O III Seminário Observatórios, Metodologias e Impactos nas Políticas Públicas, realizado nos dias 18 e 19 de novembro de 2013, no Rio Grande do Sul, promoveu o intercâmbio de experiências entre oito observatórios brasileiros de diversas áreas, além de debates sobre desafios e possibilidades das iniciativas. O evento foi organizado pela Universidade do Vale do Rio do Sinos e o Centro Universitário La Salle.

O Observatório da Política Nacional de Saúde Integral das Populações do Campo e da Floresta – Teia de Ecologia de Saberes e Práticas esteve presente no evento e despertou interesse, durante sua apresentação, sobre a metodologia utilizada: a Teia de Ecologia de Saberes. Integrante da equipe executiva do Observatório, a socióloga Rosana Kirsch apresentou a iniciativa aos participantes do encontro. “Pude perceber que os observatórios são espaços acadêmicos, com diferentes níveis de relação com espaços para fora da universidade e impacto em políticas públicas, ainda com restrita articulação com movimentos sociais. Trabalham com análise de bancos de dados oficiais e são espaço para formação de pesquisadores/as, apresentando em números as teses, dissertações e artigos que publicam”, avaliou.

A pesquisadora Maria da Glória Gohn fez uma palestra na noite de abertura do Seminário trazendo reflexões sobre movimentos sociais. Ao final do seminário, Gohn observou que, entre as iniciativas presentes, apenas o Observatório da Pol. De Saúde Integral das Populações do Campo e da Floresta apresentou sua abordagem metodológica, e defendeu ser importante que todas as iniciativas evidenciassem suas opções metodológicas, uma vez que a análise/ pesquisa é feita a partir de um olhar.

Perfil – Análises, artigos e publicações são os resultados mais comuns do trabalho dos observatórios, em geral voltados para um perfil de pesquisa, acesso à informação voltada para a garantia de direitos.
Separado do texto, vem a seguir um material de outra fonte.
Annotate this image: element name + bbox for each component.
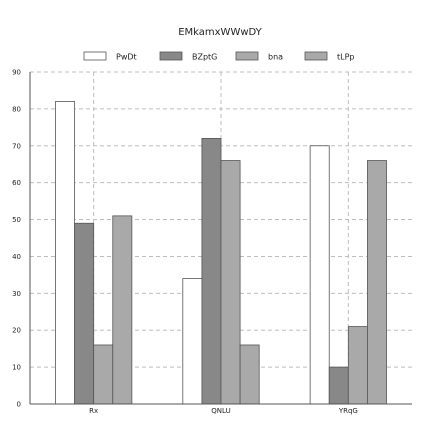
y-tick-label: 30 [12,290,21,298]
y-tick-label: 40 [12,253,21,261]
legend-swatch-PwDt [83,51,107,61]
bar-BZptG-YRqG [328,366,349,405]
bar-bna-Rx [93,344,114,405]
y-tick-label: 10 [12,364,21,372]
legend: PwDt BZptG bna tLPp [83,51,355,62]
y-tick-label: 90 [12,69,21,77]
bar-bna-QNLU [220,160,241,405]
x-tick-label: QNLU [211,407,230,415]
y-tick-label: 20 [12,327,21,335]
legend-swatch-bna [235,51,259,61]
bar-PwDt-QNLU [182,278,203,405]
bar-tLPp-QNLU [239,344,260,405]
legend-label-tLPp: tLPp [337,53,355,62]
bar-PwDt-Rx [55,101,75,405]
bar-BZptG-QNLU [201,137,222,405]
x-tick-label: YRqG [338,407,358,415]
legend-label-bna: bna [268,53,283,62]
y-tick-label: 0 [17,401,21,409]
bar-tLPp-YRqG [367,160,387,405]
legend-swatch-BZptG [159,51,183,61]
chart-title: EMkamxWWwDY [178,27,262,38]
x-tick-label: Rx [89,407,98,415]
bar-PwDt-YRqG [309,145,330,405]
bar-bna-YRqG [347,326,368,405]
tick-labels: 0 10 20 30 40 50 60 70 80 90 Rx QNLU YRqG [12,69,358,416]
axes [29,72,412,405]
legend-label-PwDt: PwDt [116,53,137,62]
y-tick-label: 50 [12,216,21,224]
bar-tLPp-Rx [112,215,133,405]
y-tick-label: 80 [12,105,21,113]
legend-swatch-tLPp [304,51,328,61]
bars [55,101,387,405]
legend-label-BZptG: BZptG [192,53,217,62]
bar-BZptG-Rx [74,222,95,405]
y-tick-label: 70 [12,142,21,150]
y-tick-label: 60 [12,179,21,187]
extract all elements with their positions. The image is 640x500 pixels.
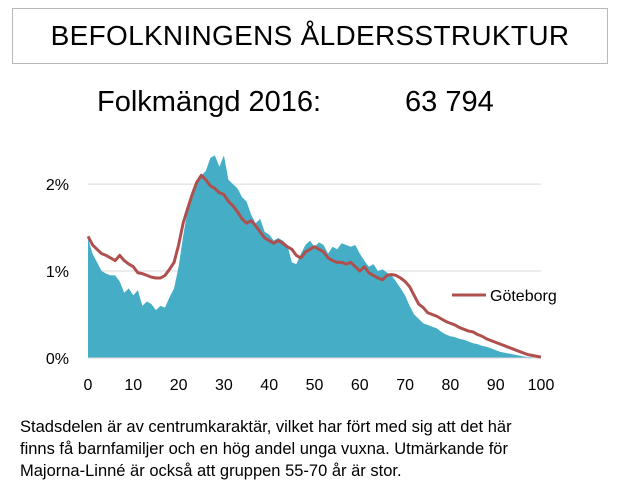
x-tick-label: 20 — [170, 377, 188, 394]
population-value: 63 794 — [405, 86, 494, 118]
x-tick-label: 30 — [215, 377, 233, 394]
age-structure-chart: 0% 1% 2% 0 10 20 30 40 50 60 70 80 90 100 Göteborg — [46, 155, 557, 394]
line-series-goteborg — [86, 173, 542, 359]
population-label: Folkmängd 2016: — [97, 86, 322, 118]
y-tick-label: 2% — [46, 177, 69, 194]
description: Stadsdelen är av centrumkaraktär, vilket… — [20, 416, 620, 482]
legend-label: Göteborg — [490, 288, 557, 305]
x-tick-label: 0 — [84, 377, 93, 394]
x-tick-label: 40 — [260, 377, 278, 394]
description-line: finns få barnfamiljer och en hög andel u… — [20, 440, 508, 458]
description-line: Majorna-Linné är också att gruppen 55-70… — [20, 462, 402, 480]
x-tick-label: 100 — [528, 377, 555, 394]
area-series — [88, 155, 541, 358]
x-tick-label: 10 — [124, 377, 142, 394]
x-tick-label: 80 — [442, 377, 460, 394]
y-tick-label: 1% — [46, 264, 69, 281]
x-tick-label: 50 — [306, 377, 324, 394]
description-line: Stadsdelen är av centrumkaraktär, vilket… — [20, 418, 512, 436]
y-tick-label: 0% — [46, 351, 69, 368]
title-box: BEFOLKNINGENS ÅLDERSSTRUKTUR — [12, 8, 608, 64]
page-title: BEFOLKNINGENS ÅLDERSSTRUKTUR — [50, 20, 570, 51]
x-tick-label: 60 — [351, 377, 369, 394]
x-tick-label: 70 — [396, 377, 414, 394]
x-tick-label: 90 — [487, 377, 505, 394]
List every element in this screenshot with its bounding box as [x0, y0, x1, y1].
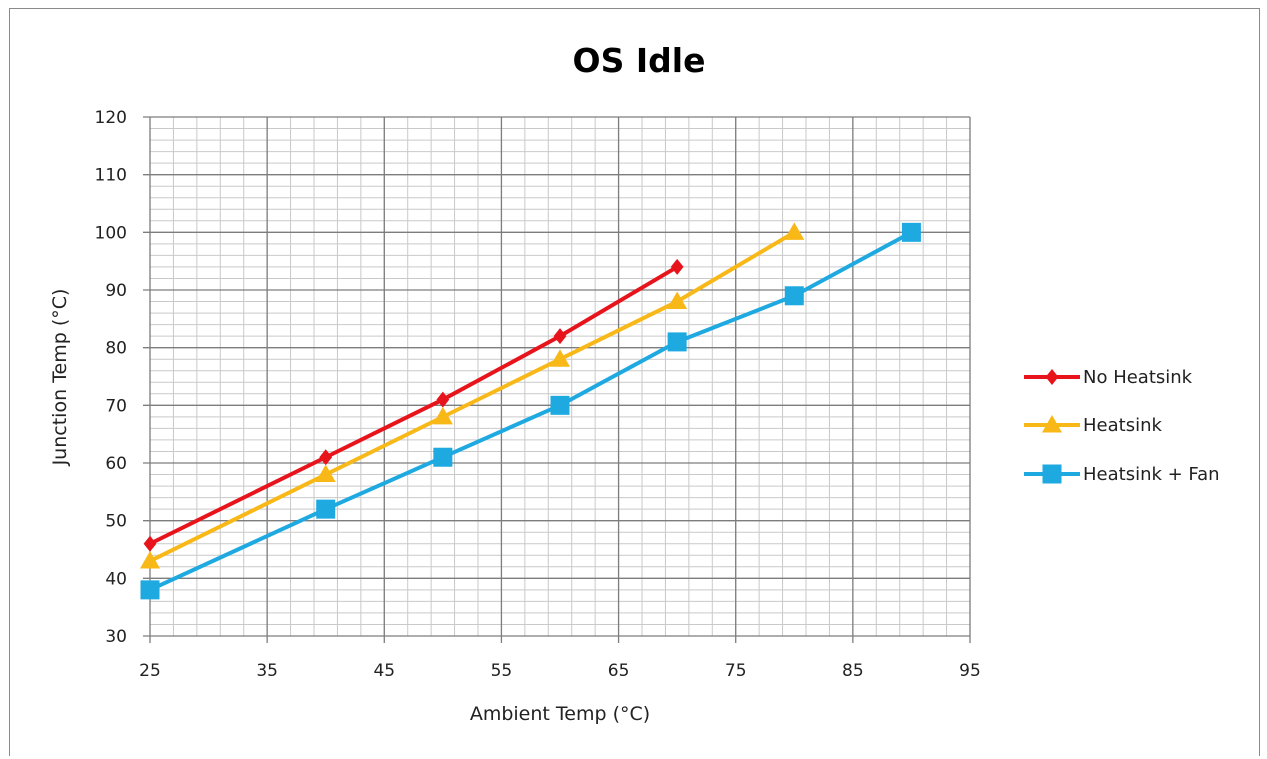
- legend-label: Heatsink + Fan: [1083, 464, 1220, 485]
- y-tick-label: 110: [95, 166, 127, 186]
- y-tick-label: 60: [105, 454, 127, 474]
- data-point: [433, 447, 453, 467]
- x-tick-label: 95: [959, 661, 981, 681]
- legend: No Heatsink Heatsink Heatsink + Fan: [1024, 367, 1220, 485]
- series-0: [143, 258, 684, 552]
- data-point: [667, 332, 687, 352]
- legend-item: No Heatsink: [1024, 367, 1193, 388]
- y-tick-label: 70: [105, 396, 127, 416]
- chart-title: OS Idle: [573, 41, 706, 80]
- data-point: [550, 395, 570, 415]
- legend-item: Heatsink + Fan: [1024, 464, 1220, 485]
- series-layer: [140, 222, 921, 600]
- x-axis-label: Ambient Temp (°C): [470, 703, 650, 725]
- data-point: [315, 464, 336, 483]
- data-point: [319, 449, 333, 466]
- y-axis-ticks: 30 40 50 60 70 80 90 100 110 120: [95, 108, 127, 647]
- x-tick-label: 85: [842, 661, 864, 681]
- x-tick-label: 35: [256, 661, 278, 681]
- series-line: [149, 230, 796, 563]
- legend-item: Heatsink: [1024, 415, 1162, 436]
- y-tick-label: 30: [105, 627, 127, 647]
- data-point: [784, 222, 805, 240]
- x-axis-ticks: 25 35 45 55 65 75 85 95: [139, 661, 981, 681]
- data-point: [143, 535, 157, 552]
- data-point: [140, 551, 160, 569]
- legend-label: Heatsink: [1083, 415, 1162, 436]
- y-tick-label: 90: [105, 281, 127, 301]
- x-tick-label: 75: [725, 661, 747, 681]
- grid-major: [143, 116, 971, 643]
- data-point: [553, 328, 567, 345]
- data-point: [436, 391, 450, 408]
- x-tick-label: 55: [491, 661, 513, 681]
- series-2: [140, 222, 921, 600]
- y-tick-label: 80: [105, 339, 127, 359]
- legend-label: No Heatsink: [1083, 367, 1193, 388]
- legend-marker: [1045, 369, 1059, 385]
- legend-marker: [1042, 415, 1062, 433]
- data-point: [432, 406, 453, 425]
- x-tick-label: 45: [373, 661, 395, 681]
- y-tick-label: 100: [95, 223, 127, 243]
- data-point: [670, 258, 684, 275]
- data-point: [784, 286, 804, 306]
- series-line: [149, 230, 913, 592]
- y-tick-label: 120: [95, 108, 127, 128]
- y-tick-label: 40: [105, 569, 127, 589]
- series-1: [140, 222, 805, 569]
- data-point: [550, 349, 570, 367]
- data-point: [140, 580, 160, 600]
- x-tick-label: 25: [139, 661, 161, 681]
- grid-minor: [149, 116, 971, 637]
- y-tick-label: 50: [105, 512, 127, 532]
- data-point: [667, 291, 688, 310]
- data-point: [316, 499, 336, 519]
- x-tick-label: 65: [608, 661, 630, 681]
- y-axis-label: Junction Temp (°C): [49, 289, 71, 467]
- legend-marker: [1042, 464, 1062, 484]
- data-point: [901, 222, 921, 242]
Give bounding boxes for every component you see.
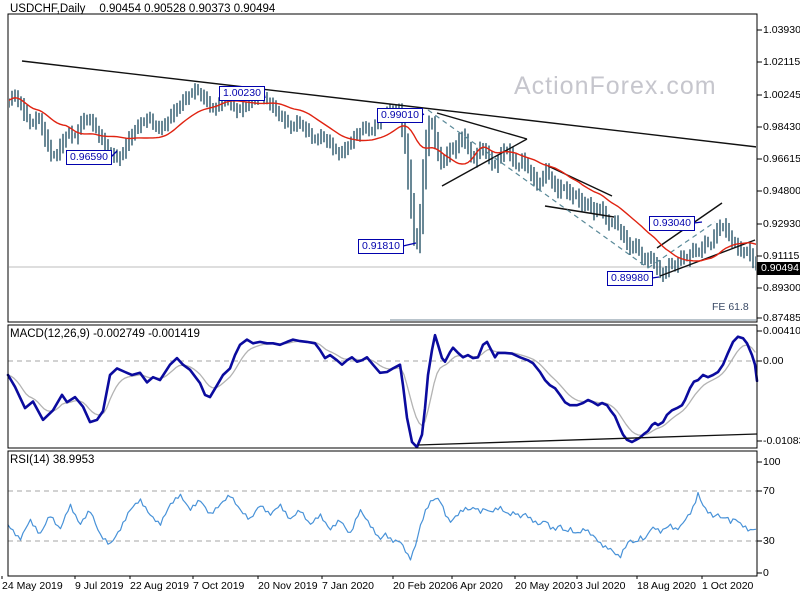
chart-title: USDCHF,Daily 0.90454 0.90528 0.90373 0.90… <box>10 3 275 15</box>
symbol-timeframe-label: USDCHF,Daily <box>10 3 86 15</box>
watermark: ActionForex.com <box>514 72 717 100</box>
ohlc-values: 0.90454 0.90528 0.90373 0.90494 <box>99 3 276 15</box>
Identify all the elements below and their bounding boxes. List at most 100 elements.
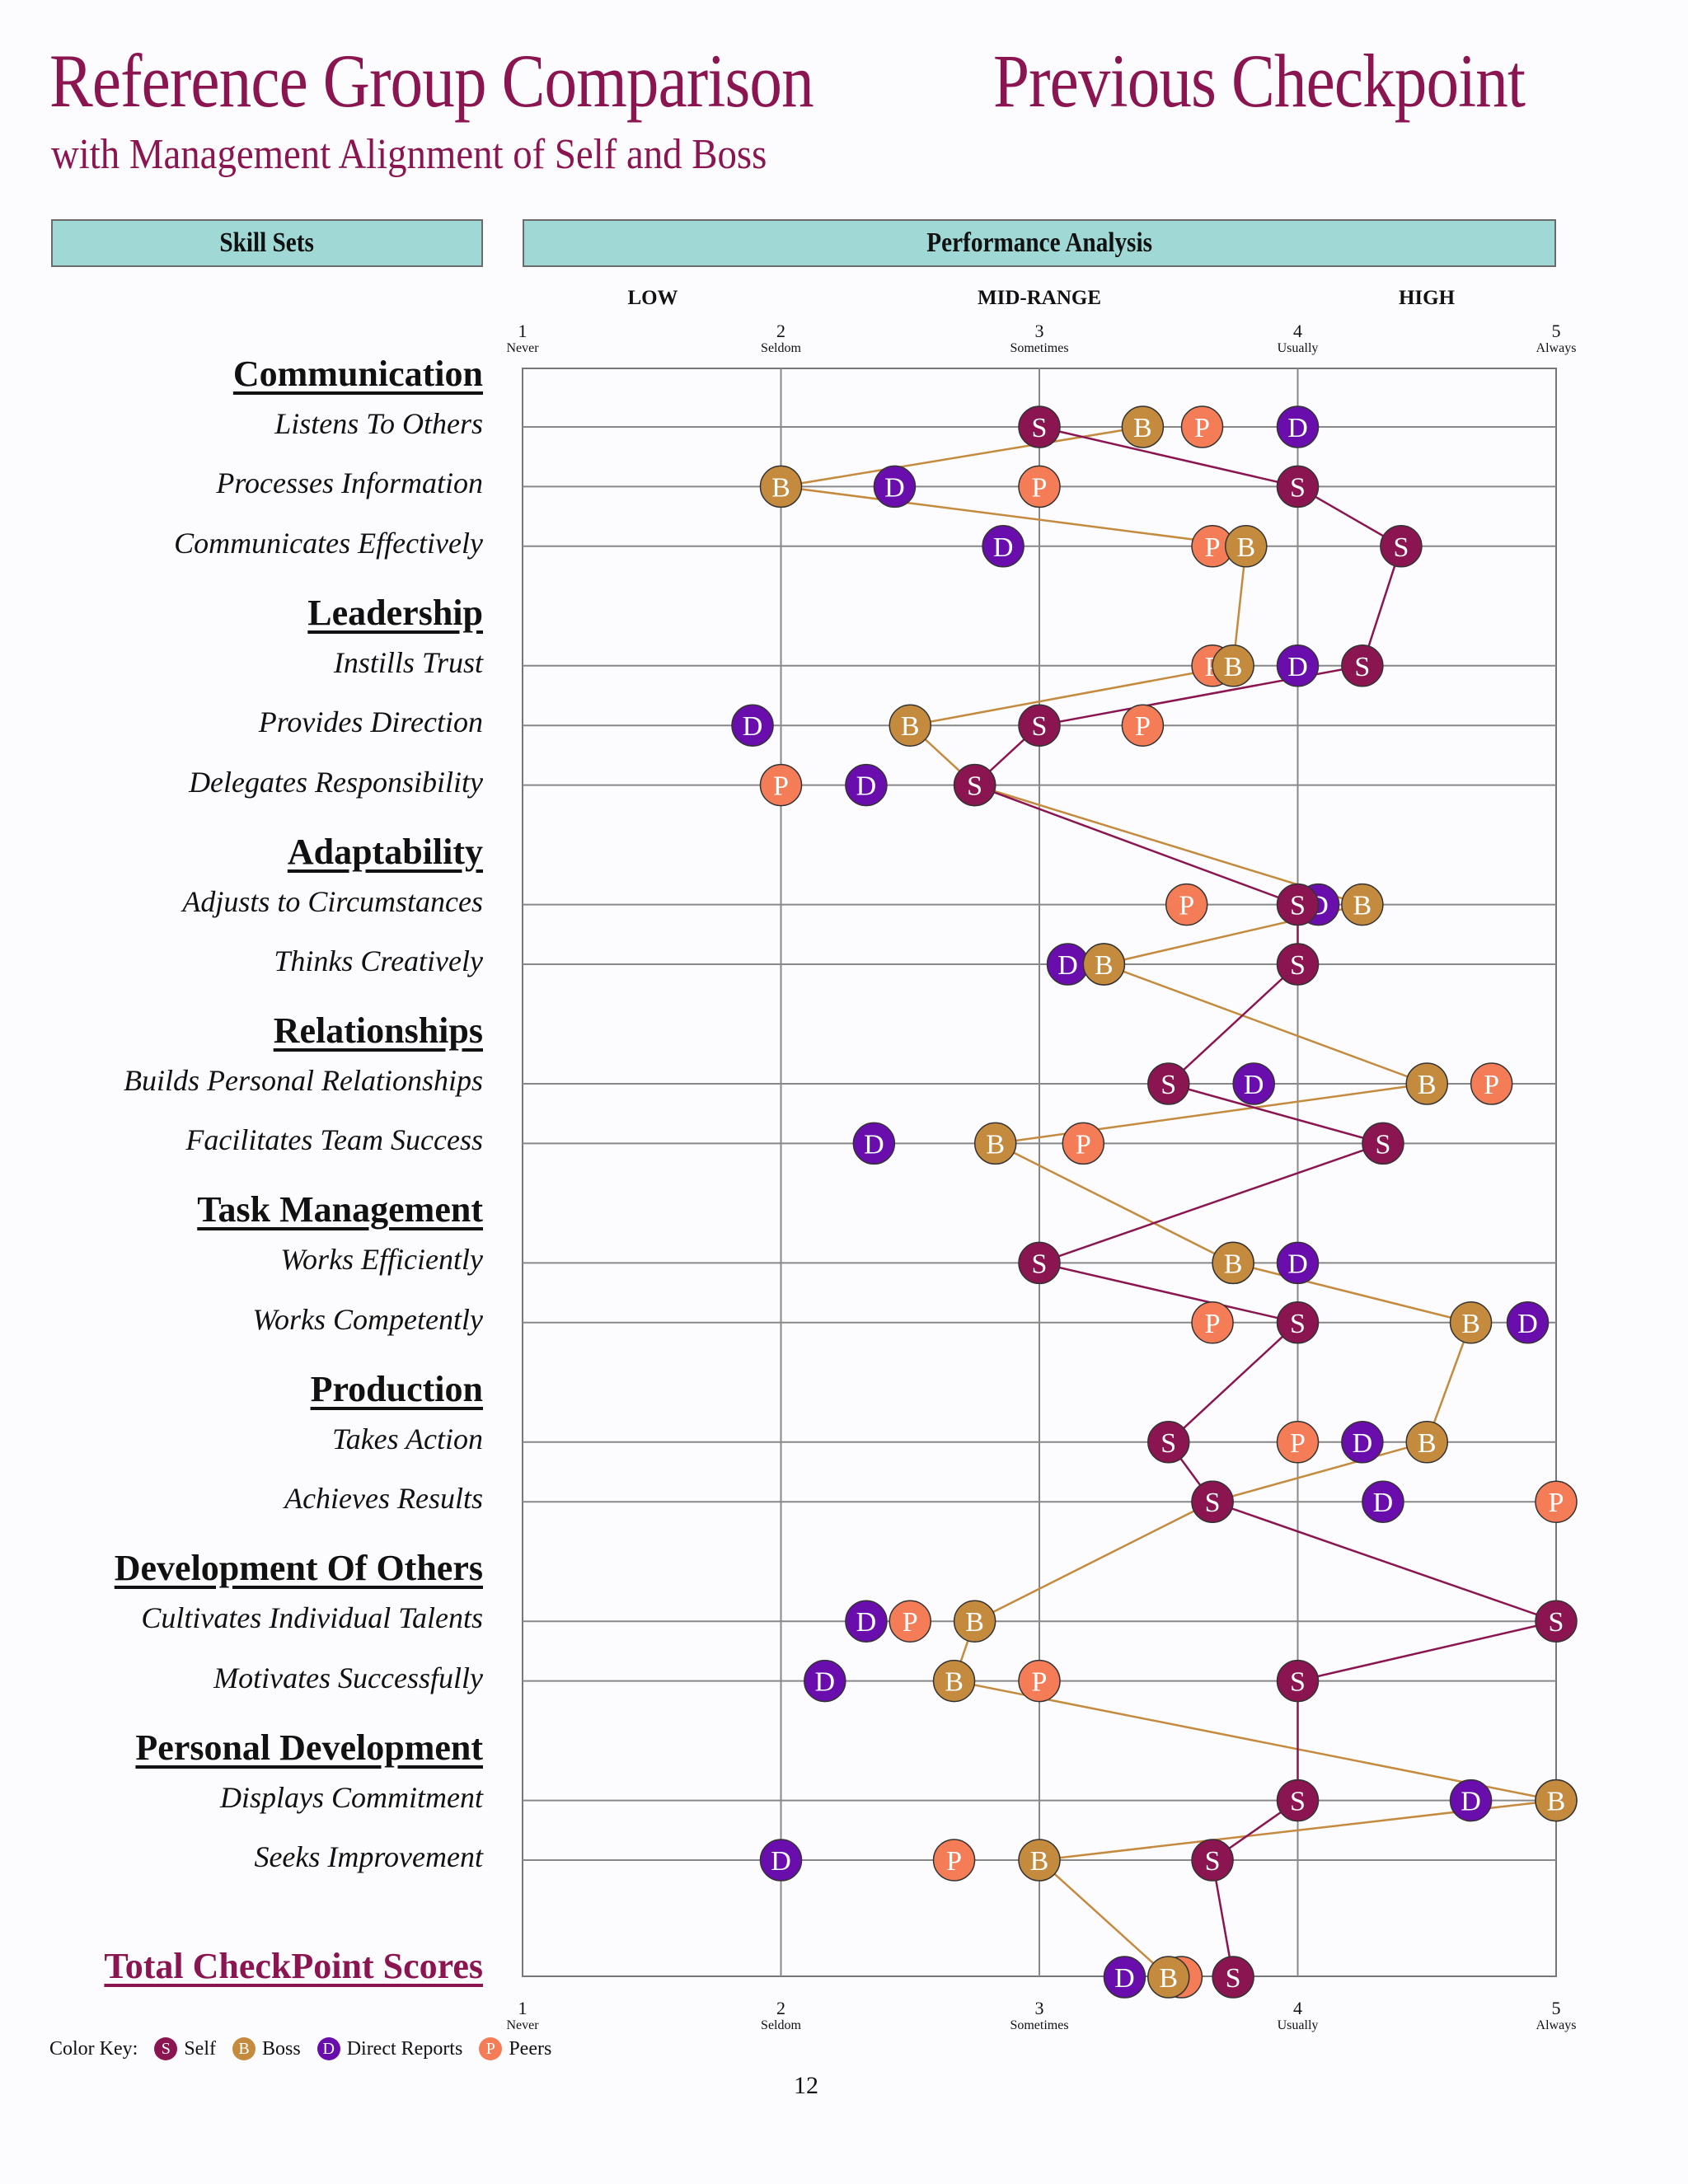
self-marker — [1341, 644, 1384, 687]
boss-marker — [1341, 883, 1384, 926]
boss-line — [781, 425, 1557, 1978]
self-marker — [1018, 704, 1061, 747]
boss-marker-letter: B — [901, 711, 920, 742]
skill-label: Achieves Results — [284, 1482, 483, 1516]
self-marker — [1018, 1241, 1061, 1285]
self-marker — [1191, 1480, 1234, 1523]
boss-marker — [1212, 644, 1254, 687]
top-tick-number: 4 — [1293, 321, 1302, 341]
boss-marker — [1082, 943, 1126, 986]
boss-marker-letter: B — [771, 472, 790, 503]
boss-marker — [759, 465, 803, 509]
peers-marker-letter: P — [773, 771, 789, 802]
self-marker-letter: S — [1032, 711, 1048, 742]
self-marker — [1147, 1421, 1190, 1464]
self-marker — [1147, 1062, 1190, 1105]
direct-marker-letter: D — [1287, 413, 1308, 443]
boss-marker-letter: B — [1030, 1846, 1049, 1877]
top-tick-label: Usually — [1278, 341, 1319, 355]
self-marker-letter: S — [1290, 1787, 1306, 1817]
boss-marker — [973, 1122, 1017, 1165]
self-line — [973, 425, 1560, 1978]
top-tick-number: 3 — [1035, 321, 1044, 341]
peers-marker-letter: P — [1549, 1488, 1564, 1518]
skill-sets-header-label: Skill Sets — [219, 227, 315, 258]
self-marker-letter: S — [1160, 1428, 1176, 1459]
direct-marker — [1506, 1301, 1550, 1344]
direct-marker-letter: D — [1517, 1309, 1538, 1339]
boss-marker — [889, 704, 931, 747]
top-tick-number: 2 — [776, 321, 785, 341]
category-heading: Relationships — [273, 1010, 483, 1051]
peers-marker — [1180, 405, 1224, 448]
skill-label: Instills Trust — [333, 645, 483, 679]
boss-marker-letter: B — [986, 1129, 1005, 1160]
key-direct: D Direct Reports — [316, 2037, 462, 2060]
skill-label: Works Competently — [252, 1302, 483, 1336]
bottom-tick-number: 5 — [1552, 1998, 1561, 2018]
self-marker-letter: S — [967, 771, 982, 802]
range-high-label: HIGH — [1398, 287, 1456, 309]
self-marker-letter: S — [1354, 652, 1370, 682]
direct-marker — [1449, 1779, 1493, 1822]
key-self-label: Self — [184, 2037, 216, 2060]
bottom-tick-number: 3 — [1035, 1998, 1044, 2018]
boss-marker-letter: B — [1159, 1963, 1178, 1994]
self-marker — [1212, 1956, 1254, 1999]
peers-marker — [1165, 883, 1208, 926]
direct-marker-letter: D — [1287, 652, 1308, 682]
key-boss-label: Boss — [262, 2037, 301, 2060]
category-heading: Leadership — [307, 592, 483, 633]
boss-marker-letter: B — [1418, 1070, 1437, 1100]
performance-analysis-header: Performance Analysis — [523, 219, 1556, 267]
bottom-tick-label: Never — [506, 2018, 539, 2032]
self-marker-letter: S — [1549, 1607, 1564, 1638]
peers-marker-icon: P — [479, 2037, 503, 2060]
self-marker — [953, 763, 996, 807]
self-marker-letter: S — [1032, 413, 1048, 443]
range-mid-label: MID-RANGE — [978, 287, 1101, 309]
self-marker — [1276, 1779, 1320, 1822]
key-peers-label: Peers — [509, 2037, 552, 2060]
direct-marker-letter: D — [864, 1129, 884, 1160]
peers-marker-letter: P — [1290, 1428, 1306, 1459]
page-subtitle: with Management Alignment of Self and Bo… — [51, 131, 767, 178]
direct-marker — [1341, 1421, 1384, 1464]
self-marker-letter: S — [1290, 891, 1306, 921]
key-boss: B Boss — [232, 2037, 301, 2060]
category-heading: Production — [310, 1368, 483, 1409]
self-marker — [1276, 1301, 1320, 1344]
direct-marker — [804, 1659, 846, 1703]
direct-marker — [1232, 1062, 1275, 1105]
boss-marker-letter: B — [1224, 1249, 1243, 1279]
direct-marker-letter: D — [884, 472, 905, 503]
direct-marker — [1276, 1241, 1320, 1285]
bottom-tick-label: Usually — [1278, 2018, 1319, 2032]
page-title: Reference Group Comparison — [49, 39, 814, 123]
skill-label: Provides Direction — [258, 705, 483, 739]
category-heading: Adaptability — [287, 831, 483, 872]
boss-marker-letter: B — [945, 1667, 964, 1698]
self-marker-letter: S — [1205, 1488, 1221, 1518]
self-marker — [1276, 943, 1320, 986]
top-tick-label: Always — [1536, 341, 1577, 355]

Uma dificuldade comum às diversas iniciativas é o uso de bancos de dados, pois a coleta das informações não está voltada para a pesquisa, sendo comum haver informações incorretas que dificultam as análises.

A partir da participação no evento, o Observatório da Política Nacional de Saúde Integral das Populações do Campo e da Floresta se sentiu provocado a buscar contato com outros observatórios da área de saúde. No Brasil, temos observatórios que analisam a situação da saúde, na perspectiva de gênero, de custos, de recursos humanos, da saúde do trabalhador/a, da criança e adolescente, das iniquidades e da tecnologia da informação.

Como resultado do Seminário, foi proposta a criação de uma Rede de Observatórios que tem como objetivo a troca de informações, experiências e sistematizações dos diferentes observatórios. A proposta é que em março aconteça a primeira reunião da Rede.